A deputada estadual Renata Souza (PSOL-RJ) protocolou uma denúncia na presidência da Assembleia Legislativa do Rio de Janeiro (Alerj) contra o deputado Rodrigo Amorim (PL) por mais um caso de violência política de gênero. A violência mais recente do parlamentar bolsonarista foi desqualificar o trabalho da deputada do PSOL ao dizer que ela teria “fetiche” nele. Para a deputada, essa desqualificação fora dos registros formais é mais um exemplo de violência política contra a mulher.
Em março de 2026, Renata Souza denunciou ao Tribunal Superior Eleitoral (TSE) ataques sistemáticos e documentados desde 2019, configurando um padrão de agressões, humilhações e constrangimentos que se estende por mais de uma legislatura por parte de Amorim.

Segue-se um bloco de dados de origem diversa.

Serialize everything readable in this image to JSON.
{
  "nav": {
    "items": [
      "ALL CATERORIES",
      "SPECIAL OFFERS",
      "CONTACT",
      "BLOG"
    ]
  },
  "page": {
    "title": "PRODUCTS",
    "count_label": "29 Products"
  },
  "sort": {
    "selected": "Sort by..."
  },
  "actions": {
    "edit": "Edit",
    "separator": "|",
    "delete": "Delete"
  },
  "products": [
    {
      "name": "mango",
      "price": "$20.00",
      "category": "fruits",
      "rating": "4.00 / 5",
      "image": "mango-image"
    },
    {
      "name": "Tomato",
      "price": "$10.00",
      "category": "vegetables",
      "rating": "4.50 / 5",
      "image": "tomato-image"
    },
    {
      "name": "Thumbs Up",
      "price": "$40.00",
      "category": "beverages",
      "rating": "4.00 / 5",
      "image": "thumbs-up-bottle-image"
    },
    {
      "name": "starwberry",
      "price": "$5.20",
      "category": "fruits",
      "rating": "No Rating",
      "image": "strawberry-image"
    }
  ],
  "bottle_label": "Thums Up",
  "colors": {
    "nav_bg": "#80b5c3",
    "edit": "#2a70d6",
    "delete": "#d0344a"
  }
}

A escalada da violência política incluiu acusações infundadas de que a parlamentar seria “aliada da criminalidade”. O ministro relator do TSE destacou que, além das expressões depreciativas, gestos de arma de fogo direcionados à Renata Souza em junho de 2022 constituem indícios claros de intenção discriminatória por motivos de gênero e raça.
O Estatuto da Mulher Parlamentar (Lei Estadual nº 8.621/2019) define violência política como ações ou agressões verbais e psicológicas cometidas para restringir ou impedir as funções inerentes ao cargo de uma mulher.